Growth is faltering and inflation seems to be embedded. The external payment situation is flashing red lights,” it said.

However, the current account deficit shrank by 24 per cent in the June quarter from a record high in the previous three months, helping India post a modest $0.5 billion balance of payments surplus from a deficit of $5.7 billion in January-March, data from the Reserve Bank of India showed. The current account deficit fell to $16.55 billion in April-June quarter from $21.76 billion in the March quarter.

Equity salesman Patel said expatriate Indians or foreigners investing in Indian shares stood to gain a bonus from the rupee’s appreciation.

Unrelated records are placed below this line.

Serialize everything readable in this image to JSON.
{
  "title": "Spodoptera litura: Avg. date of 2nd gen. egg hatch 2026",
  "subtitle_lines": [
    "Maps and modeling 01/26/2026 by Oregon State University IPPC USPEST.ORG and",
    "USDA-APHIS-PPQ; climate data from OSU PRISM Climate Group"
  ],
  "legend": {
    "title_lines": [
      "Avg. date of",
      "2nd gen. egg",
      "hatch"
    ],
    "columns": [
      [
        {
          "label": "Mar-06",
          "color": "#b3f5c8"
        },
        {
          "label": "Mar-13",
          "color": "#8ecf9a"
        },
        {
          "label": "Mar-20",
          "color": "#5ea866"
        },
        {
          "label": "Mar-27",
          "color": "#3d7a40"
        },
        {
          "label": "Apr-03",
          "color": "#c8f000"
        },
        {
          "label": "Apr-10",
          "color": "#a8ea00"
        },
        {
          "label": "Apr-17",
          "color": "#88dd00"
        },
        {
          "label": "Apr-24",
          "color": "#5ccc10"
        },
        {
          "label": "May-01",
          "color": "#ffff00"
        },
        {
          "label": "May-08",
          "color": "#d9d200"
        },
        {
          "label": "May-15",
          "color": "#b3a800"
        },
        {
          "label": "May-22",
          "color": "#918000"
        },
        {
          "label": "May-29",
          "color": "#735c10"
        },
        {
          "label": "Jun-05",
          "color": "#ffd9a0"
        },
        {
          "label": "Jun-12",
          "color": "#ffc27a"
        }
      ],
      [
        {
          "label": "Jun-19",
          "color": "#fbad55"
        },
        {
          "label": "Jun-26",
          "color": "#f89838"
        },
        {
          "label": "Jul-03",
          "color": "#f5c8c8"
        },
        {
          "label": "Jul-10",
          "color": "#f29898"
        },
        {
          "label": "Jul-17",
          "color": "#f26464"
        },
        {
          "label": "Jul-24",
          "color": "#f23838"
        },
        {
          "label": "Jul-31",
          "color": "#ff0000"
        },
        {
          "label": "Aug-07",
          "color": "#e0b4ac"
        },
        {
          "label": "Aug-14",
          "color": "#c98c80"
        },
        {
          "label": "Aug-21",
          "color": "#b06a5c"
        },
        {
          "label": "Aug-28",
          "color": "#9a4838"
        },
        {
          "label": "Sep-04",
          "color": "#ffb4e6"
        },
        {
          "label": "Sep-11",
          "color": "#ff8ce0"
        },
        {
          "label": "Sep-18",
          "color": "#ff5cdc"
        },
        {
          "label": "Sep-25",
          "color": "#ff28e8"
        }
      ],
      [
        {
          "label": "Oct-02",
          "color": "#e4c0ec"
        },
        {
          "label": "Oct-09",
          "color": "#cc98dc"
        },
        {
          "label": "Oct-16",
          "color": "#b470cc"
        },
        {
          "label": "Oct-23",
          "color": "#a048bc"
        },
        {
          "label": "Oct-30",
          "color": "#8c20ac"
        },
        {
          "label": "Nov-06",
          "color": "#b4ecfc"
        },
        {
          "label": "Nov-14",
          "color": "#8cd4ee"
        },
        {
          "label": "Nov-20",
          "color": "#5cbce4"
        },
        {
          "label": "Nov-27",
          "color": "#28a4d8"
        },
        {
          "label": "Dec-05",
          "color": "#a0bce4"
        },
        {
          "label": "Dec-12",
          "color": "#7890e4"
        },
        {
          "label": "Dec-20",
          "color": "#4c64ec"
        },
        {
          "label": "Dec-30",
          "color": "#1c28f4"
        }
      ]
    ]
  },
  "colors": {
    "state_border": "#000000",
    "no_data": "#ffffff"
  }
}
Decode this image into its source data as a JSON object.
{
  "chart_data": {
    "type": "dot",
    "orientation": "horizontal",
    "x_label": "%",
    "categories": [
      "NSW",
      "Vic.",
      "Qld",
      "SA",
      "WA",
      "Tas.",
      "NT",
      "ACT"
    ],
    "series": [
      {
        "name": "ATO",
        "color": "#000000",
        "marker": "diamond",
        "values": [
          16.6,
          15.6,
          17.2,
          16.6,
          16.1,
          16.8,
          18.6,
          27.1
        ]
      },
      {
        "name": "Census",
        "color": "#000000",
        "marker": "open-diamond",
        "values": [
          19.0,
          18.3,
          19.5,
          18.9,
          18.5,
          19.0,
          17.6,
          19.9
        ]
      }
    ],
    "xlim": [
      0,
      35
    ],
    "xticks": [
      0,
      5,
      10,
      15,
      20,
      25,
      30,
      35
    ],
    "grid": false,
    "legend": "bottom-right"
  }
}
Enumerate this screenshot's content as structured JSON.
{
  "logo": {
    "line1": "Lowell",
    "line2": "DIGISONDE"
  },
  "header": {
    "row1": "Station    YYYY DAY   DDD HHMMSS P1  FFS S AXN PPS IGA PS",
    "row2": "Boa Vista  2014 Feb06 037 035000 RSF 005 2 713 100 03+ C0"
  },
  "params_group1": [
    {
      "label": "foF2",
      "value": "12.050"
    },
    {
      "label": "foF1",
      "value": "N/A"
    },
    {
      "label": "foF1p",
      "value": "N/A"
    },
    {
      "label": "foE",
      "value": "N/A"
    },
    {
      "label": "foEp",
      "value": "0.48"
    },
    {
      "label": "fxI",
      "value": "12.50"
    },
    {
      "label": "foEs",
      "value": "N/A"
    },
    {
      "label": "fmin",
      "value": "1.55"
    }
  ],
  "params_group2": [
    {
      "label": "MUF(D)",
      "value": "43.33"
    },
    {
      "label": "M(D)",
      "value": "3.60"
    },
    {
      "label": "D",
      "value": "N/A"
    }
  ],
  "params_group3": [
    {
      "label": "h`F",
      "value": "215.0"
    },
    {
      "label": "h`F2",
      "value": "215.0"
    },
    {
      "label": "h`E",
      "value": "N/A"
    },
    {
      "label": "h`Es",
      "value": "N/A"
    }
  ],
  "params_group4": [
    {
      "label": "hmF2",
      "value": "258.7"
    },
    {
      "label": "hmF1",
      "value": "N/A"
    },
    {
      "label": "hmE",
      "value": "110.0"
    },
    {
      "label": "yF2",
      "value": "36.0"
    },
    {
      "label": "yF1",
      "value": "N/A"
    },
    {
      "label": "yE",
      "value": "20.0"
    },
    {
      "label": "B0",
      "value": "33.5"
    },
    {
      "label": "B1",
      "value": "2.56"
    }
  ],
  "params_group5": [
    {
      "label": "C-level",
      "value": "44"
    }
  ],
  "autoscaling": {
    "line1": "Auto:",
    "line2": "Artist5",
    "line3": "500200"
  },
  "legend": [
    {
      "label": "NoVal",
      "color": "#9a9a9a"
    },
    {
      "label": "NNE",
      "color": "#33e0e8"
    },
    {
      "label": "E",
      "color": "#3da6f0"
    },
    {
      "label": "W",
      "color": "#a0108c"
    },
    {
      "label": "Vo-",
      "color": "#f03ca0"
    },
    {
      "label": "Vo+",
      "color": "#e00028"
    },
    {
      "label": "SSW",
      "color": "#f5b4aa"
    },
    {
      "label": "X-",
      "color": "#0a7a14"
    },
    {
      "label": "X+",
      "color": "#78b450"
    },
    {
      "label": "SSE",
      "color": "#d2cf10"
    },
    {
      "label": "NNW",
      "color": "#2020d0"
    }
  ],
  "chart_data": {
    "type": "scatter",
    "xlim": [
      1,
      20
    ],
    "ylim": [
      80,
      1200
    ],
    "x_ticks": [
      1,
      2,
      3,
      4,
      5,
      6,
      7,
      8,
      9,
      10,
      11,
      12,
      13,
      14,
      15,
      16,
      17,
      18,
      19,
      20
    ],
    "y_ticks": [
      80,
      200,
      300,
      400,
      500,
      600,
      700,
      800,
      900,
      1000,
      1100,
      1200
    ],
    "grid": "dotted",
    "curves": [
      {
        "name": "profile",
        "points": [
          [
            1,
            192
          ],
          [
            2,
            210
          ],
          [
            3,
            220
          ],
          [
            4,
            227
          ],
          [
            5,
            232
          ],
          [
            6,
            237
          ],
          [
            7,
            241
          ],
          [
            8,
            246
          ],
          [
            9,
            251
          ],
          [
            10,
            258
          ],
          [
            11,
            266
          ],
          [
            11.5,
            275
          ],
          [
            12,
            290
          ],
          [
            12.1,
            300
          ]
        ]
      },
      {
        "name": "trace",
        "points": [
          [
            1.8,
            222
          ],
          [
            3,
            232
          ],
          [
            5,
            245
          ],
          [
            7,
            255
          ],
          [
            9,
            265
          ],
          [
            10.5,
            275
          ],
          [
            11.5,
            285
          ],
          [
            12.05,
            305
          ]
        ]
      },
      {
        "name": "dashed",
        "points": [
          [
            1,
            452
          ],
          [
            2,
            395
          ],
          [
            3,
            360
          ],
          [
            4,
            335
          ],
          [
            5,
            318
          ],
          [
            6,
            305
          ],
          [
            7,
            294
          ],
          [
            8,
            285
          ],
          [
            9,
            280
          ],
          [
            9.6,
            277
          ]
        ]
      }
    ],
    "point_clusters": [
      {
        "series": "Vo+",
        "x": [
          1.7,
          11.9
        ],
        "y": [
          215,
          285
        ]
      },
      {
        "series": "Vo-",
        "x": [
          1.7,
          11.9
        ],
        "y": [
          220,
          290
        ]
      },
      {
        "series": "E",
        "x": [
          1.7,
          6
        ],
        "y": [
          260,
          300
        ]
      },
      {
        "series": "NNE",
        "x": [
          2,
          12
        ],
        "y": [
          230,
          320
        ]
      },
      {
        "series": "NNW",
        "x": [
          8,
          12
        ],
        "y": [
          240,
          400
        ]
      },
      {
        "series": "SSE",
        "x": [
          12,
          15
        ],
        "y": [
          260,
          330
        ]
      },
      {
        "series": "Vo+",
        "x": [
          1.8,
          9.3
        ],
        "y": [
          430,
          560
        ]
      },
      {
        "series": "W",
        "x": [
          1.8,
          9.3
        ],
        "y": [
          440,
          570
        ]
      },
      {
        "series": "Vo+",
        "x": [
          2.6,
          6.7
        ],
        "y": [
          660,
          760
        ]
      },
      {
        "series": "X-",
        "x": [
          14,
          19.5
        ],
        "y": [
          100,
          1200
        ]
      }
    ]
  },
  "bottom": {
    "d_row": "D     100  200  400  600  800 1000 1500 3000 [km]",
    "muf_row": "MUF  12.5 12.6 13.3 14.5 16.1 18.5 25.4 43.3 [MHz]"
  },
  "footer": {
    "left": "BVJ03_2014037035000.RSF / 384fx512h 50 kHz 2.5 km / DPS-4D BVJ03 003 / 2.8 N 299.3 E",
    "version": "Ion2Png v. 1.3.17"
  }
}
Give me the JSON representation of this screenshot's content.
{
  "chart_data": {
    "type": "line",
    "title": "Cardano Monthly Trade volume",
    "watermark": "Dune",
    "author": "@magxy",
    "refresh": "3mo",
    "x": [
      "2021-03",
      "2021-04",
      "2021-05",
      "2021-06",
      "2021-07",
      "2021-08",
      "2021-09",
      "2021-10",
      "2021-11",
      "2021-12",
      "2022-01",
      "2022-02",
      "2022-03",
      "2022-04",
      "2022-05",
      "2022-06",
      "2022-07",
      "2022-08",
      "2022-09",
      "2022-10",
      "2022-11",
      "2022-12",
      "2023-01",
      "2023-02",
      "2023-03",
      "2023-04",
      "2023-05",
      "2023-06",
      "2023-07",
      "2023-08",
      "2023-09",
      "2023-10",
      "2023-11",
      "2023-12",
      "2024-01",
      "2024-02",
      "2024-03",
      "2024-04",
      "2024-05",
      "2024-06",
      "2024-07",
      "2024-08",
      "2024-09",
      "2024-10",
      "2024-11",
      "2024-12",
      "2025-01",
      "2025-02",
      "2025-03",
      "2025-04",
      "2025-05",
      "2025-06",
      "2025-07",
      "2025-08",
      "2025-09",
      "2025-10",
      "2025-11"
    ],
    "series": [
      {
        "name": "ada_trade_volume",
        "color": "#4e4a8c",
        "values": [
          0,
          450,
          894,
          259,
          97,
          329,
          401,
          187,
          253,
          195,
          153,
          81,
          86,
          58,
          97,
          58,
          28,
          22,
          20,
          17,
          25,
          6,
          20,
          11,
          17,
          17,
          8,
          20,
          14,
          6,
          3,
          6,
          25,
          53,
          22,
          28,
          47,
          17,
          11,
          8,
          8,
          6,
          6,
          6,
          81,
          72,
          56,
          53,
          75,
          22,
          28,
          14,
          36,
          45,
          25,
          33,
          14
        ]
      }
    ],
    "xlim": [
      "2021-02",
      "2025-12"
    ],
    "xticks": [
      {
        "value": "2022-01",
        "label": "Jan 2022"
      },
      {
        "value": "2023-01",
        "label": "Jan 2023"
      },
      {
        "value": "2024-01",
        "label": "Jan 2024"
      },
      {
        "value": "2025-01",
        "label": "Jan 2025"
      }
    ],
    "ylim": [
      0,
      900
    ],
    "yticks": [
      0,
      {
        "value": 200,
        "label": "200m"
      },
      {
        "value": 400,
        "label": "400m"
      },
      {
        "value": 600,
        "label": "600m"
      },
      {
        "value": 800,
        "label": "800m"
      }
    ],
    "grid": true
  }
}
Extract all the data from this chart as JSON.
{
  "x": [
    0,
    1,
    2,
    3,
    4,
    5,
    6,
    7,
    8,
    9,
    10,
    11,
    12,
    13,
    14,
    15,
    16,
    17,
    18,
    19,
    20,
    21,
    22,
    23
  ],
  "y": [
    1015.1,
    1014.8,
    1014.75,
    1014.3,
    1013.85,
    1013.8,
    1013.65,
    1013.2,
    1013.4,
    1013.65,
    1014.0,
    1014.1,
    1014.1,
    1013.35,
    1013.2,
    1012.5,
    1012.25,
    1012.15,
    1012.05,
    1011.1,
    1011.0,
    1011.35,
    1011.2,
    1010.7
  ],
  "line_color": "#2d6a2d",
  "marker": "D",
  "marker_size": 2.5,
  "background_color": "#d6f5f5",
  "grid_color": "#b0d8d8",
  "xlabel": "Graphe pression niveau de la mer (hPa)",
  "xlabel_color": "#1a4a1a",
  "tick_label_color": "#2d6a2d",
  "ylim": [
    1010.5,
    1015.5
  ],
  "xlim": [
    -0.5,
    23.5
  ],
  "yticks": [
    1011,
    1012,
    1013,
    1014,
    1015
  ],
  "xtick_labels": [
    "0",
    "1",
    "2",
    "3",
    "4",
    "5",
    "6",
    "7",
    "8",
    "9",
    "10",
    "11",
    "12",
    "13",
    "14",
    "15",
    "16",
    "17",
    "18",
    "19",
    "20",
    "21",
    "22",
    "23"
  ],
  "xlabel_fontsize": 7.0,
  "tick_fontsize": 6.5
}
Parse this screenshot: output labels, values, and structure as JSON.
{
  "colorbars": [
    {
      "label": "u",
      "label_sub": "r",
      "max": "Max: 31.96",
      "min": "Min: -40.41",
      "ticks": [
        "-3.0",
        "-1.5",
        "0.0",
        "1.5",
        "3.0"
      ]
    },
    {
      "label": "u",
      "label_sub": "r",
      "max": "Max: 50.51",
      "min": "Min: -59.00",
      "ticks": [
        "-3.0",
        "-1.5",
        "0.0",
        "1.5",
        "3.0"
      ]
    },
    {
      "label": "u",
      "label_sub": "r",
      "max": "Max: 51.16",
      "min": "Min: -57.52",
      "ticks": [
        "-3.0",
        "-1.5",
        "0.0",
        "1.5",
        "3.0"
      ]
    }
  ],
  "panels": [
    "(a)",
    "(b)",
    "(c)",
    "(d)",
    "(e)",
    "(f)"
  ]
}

Alongside the Sensex’s rally, the rupee strengthened 5.1 per cent in September to 52.85 against the dollar, posting the most rise since January and well off a record low of 57.32 hit in June.

The head of a foreign fund said private enterprise in India was rooted in strong footing and could stand up to global giants and even better them, but coherent government policies were needed to remove bottlenecks, especially in infrastructure such as power, roads and ports.

“Partisan politics and posturing is a huge millstone on India,” said the executive who did not want to be named because of the sensitive issue. “Indian businesses are resilient, adept adjusting to changing circumstances and quick to shift gears, but they are weighed down by bad policy and poor governance.”

— The writer is a journalist based in India.